Comment 8 Mike Kaganski 2019-01-21 18:27:15 UTC
(In reply to M. A. Sridhar from comment #7)

Please download the standard, and compare the two subsequent sections:
> 17.6.17 sectPr (Document Final Section Properties)
> 17.6.18 sectPr (Section Properties)
Essentially, they have defined two different kinds of sectPr: one in the end of document, at the same level with paragraphs; and optional sectPr as a (sub)child of paragraphs! There is the proper place where non-final sectPr may only be properly placed.

Word's bug is that it accepts those invalid top-level non-final sectPrs. If it rejected them as invalid, or at least ignored completely, there would be no incentive in third-party developers doing those kind of mistakes.
Comment 9 Mike Kaganski 2019-01-21 18:45:15 UTC
And please, save your file with Word! You will see the proper structure if you do. Not only creating something that opens "correctly", but also saving the result and inspecting the code written by reference application is important. In your case, you don't need multiple sectPrs at all - all you seem to need is page breaks, which are created using <w:p><w:r><w:br w:type="page"/></w:r></w:p>.
Comment 10 M. A. Sridhar 2019-01-21 19:01:54 UTC
Thank you for all your help, Mike. I will try out the steps you indicated.

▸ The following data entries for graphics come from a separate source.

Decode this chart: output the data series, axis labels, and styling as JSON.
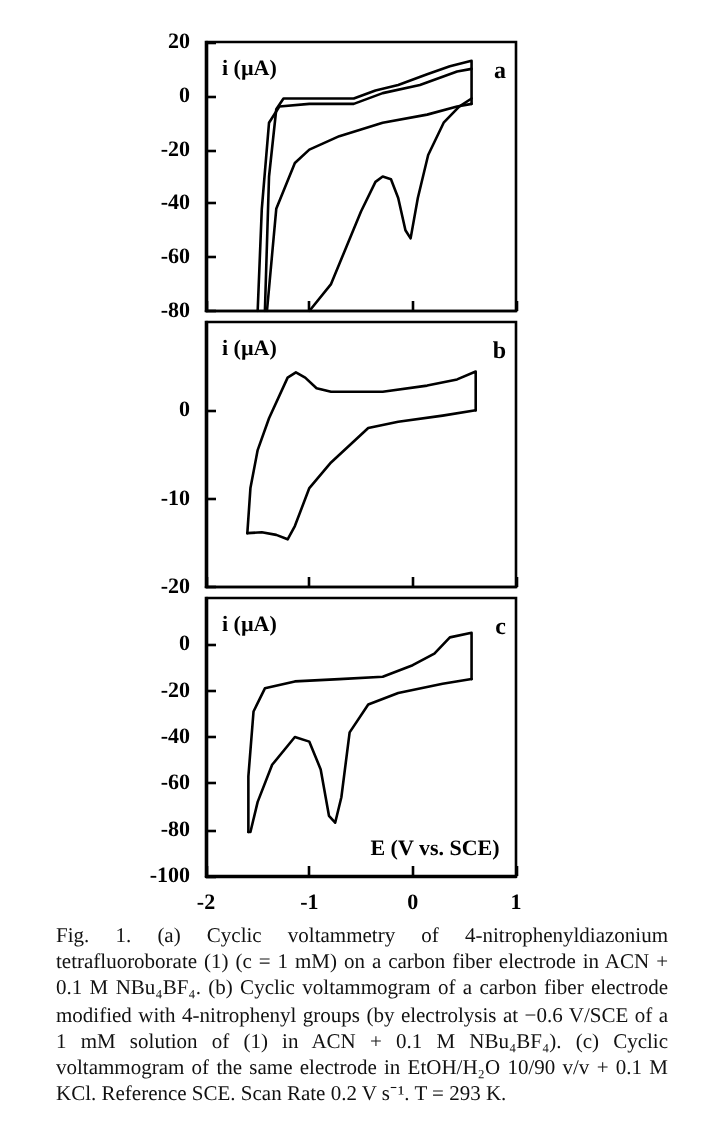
{
  "chart_data": [
    {
      "type": "line",
      "title": "a",
      "ylabel": "i (µA)",
      "xlim": [
        -2,
        1
      ],
      "xticks": [
        -2,
        -1,
        0,
        1
      ],
      "ylim": [
        -80,
        20
      ],
      "yticks": [
        -80,
        -60,
        -40,
        -20,
        0,
        20
      ],
      "tick_labels": "y",
      "series": [
        {
          "color": "#000000",
          "x": [
            0.57,
            0.45,
            0.3,
            0.15,
            0.05,
            -0.02,
            -0.07,
            -0.14,
            -0.21,
            -0.29,
            -0.36,
            -0.5,
            -0.64,
            -0.79,
            -1.0
          ],
          "values": [
            -1,
            -4,
            -10,
            -22,
            -38,
            -53,
            -50,
            -38,
            -31,
            -30,
            -32,
            -43,
            -56,
            -70,
            -80
          ]
        },
        {
          "color": "#000000",
          "x": [
            -1.41,
            -1.32,
            -1.14,
            -1.0,
            -0.71,
            -0.29,
            0.14,
            0.43,
            0.57
          ],
          "values": [
            -80,
            -42,
            -25,
            -20,
            -15,
            -10,
            -7,
            -4,
            -3
          ]
        },
        {
          "color": "#000000",
          "x": [
            0.57,
            0.57,
            0.36,
            0.14,
            -0.14,
            -0.36,
            -0.57,
            -0.86,
            -1.14,
            -1.25,
            -1.32,
            -1.39,
            -1.43
          ],
          "values": [
            -3,
            13,
            11,
            8,
            4,
            2,
            -1,
            -1,
            -1,
            -1,
            -5,
            -30,
            -80
          ]
        },
        {
          "color": "#000000",
          "x": [
            -1.5,
            -1.46,
            -1.39,
            -1.29,
            -1.0,
            -0.57,
            -0.29,
            0.07,
            0.43,
            0.57
          ],
          "values": [
            -80,
            -42,
            -10,
            -4,
            -3,
            -3,
            1,
            4,
            9,
            10
          ]
        }
      ]
    },
    {
      "type": "line",
      "title": "b",
      "ylabel": "i (µA)",
      "xlim": [
        -2,
        1
      ],
      "xticks": [
        -2,
        -1,
        0,
        1
      ],
      "ylim": [
        -20,
        10
      ],
      "yticks": [
        -20,
        -10,
        0
      ],
      "tick_labels": "y",
      "series": [
        {
          "color": "#000000",
          "x": [
            0.61,
            0.61,
            0.43,
            0.14,
            -0.29,
            -0.79,
            -0.93,
            -1.04,
            -1.13,
            -1.21,
            -1.39,
            -1.5,
            -1.57,
            -1.6
          ],
          "values": [
            0,
            4.4,
            3.5,
            2.8,
            2.1,
            2.1,
            2.5,
            3.7,
            4.3,
            3.7,
            -0.9,
            -4.5,
            -8.8,
            -13.9
          ]
        },
        {
          "color": "#000000",
          "x": [
            -1.6,
            -1.46,
            -1.32,
            -1.21,
            -1.14,
            -1.0,
            -0.79,
            -0.43,
            -0.14,
            0.29,
            0.61
          ],
          "values": [
            -13.9,
            -13.8,
            -14.1,
            -14.6,
            -13.1,
            -8.8,
            -5.9,
            -2,
            -1.3,
            -0.6,
            0
          ]
        }
      ]
    },
    {
      "type": "line",
      "title": "c",
      "ylabel": "i (µA)",
      "xlabel": "E (V vs. SCE)",
      "xlim": [
        -2,
        1
      ],
      "xticks": [
        -2,
        -1,
        0,
        1
      ],
      "ylim": [
        -100,
        20
      ],
      "yticks": [
        -100,
        -80,
        -60,
        -40,
        -20,
        0
      ],
      "series": [
        {
          "color": "#000000",
          "x": [
            0.57,
            0.57,
            0.36,
            0.21,
            0.0,
            -0.29,
            -0.71,
            -1.14,
            -1.43,
            -1.54,
            -1.59,
            -1.59
          ],
          "values": [
            -15,
            5,
            3,
            -4,
            -9,
            -14,
            -15,
            -16,
            -19,
            -29,
            -57,
            -81
          ]
        },
        {
          "color": "#000000",
          "x": [
            -1.59,
            -1.57,
            -1.5,
            -1.36,
            -1.14,
            -1.0,
            -0.89,
            -0.81,
            -0.75,
            -0.69,
            -0.61,
            -0.43,
            -0.14,
            0.29,
            0.57
          ],
          "values": [
            -81,
            -81,
            -68,
            -52,
            -40,
            -42,
            -54,
            -74,
            -77,
            -66,
            -38,
            -26,
            -21,
            -17,
            -15
          ]
        }
      ],
      "annotations": [
        "Fig. 1. (a) Cyclic voltammetry of 4-nitrophenyldiazonium tetrafluoroborate (1) (c = 1 mM) on a carbon fiber electrode in ACN + 0.1 M NBu₄BF₄. (b) Cyclic voltammogram of a carbon fiber electrode modified with 4-nitrophenyl groups (by electrolysis at −0.6 V/SCE of a 1 mM solution of (1) in ACN + 0.1 M NBu₄BF₄). (c) Cyclic voltammogram of the same electrode in EtOH/H₂O 10/90 v/v + 0.1 M KCl. Reference SCE. Scan Rate 0.2 V s⁻¹. T = 293 K."
      ]
    }
  ]
}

By the way, for what it's worth, I have tried saving similar test files in Word to understand what causes it to fail to open. But Word seems to add a lot of unrelated cruft into the XML, so it's really hard to compare the before-and-after versions to determine what exactly causes a given issue.

Thanks again! I will keep you posted.
Comment 11 M. A. Sridhar 2019-01-21 20:48:56 UTC
Mike, I've changed our code so that it inserts the sectPr as a child of a pPr element of the paragraph that contains the page break element. That seems to work fine in our tests so far, both in Word and in LibreOffice 6.1. We will be doing some more testing over the next week or two, and if anything else comes up, I will let you know.

Thank you again for your help!
Comment 12 Timur 2019-09-11 10:48:11 UTC
Is there a reason to keep this bug open? 
(In reply to Mike Kaganski from comment #3)
> I will check if I can hack the hack from tdf#108849 to not break
> applications that generate hacked OOXMLs, but cannot promise it would be a
> high priority task.
Because of this?
Comment 13 Justin L 2021-03-19 11:54:08 UTC
Code-generated, out-of-spec example document == NOTOURBUG.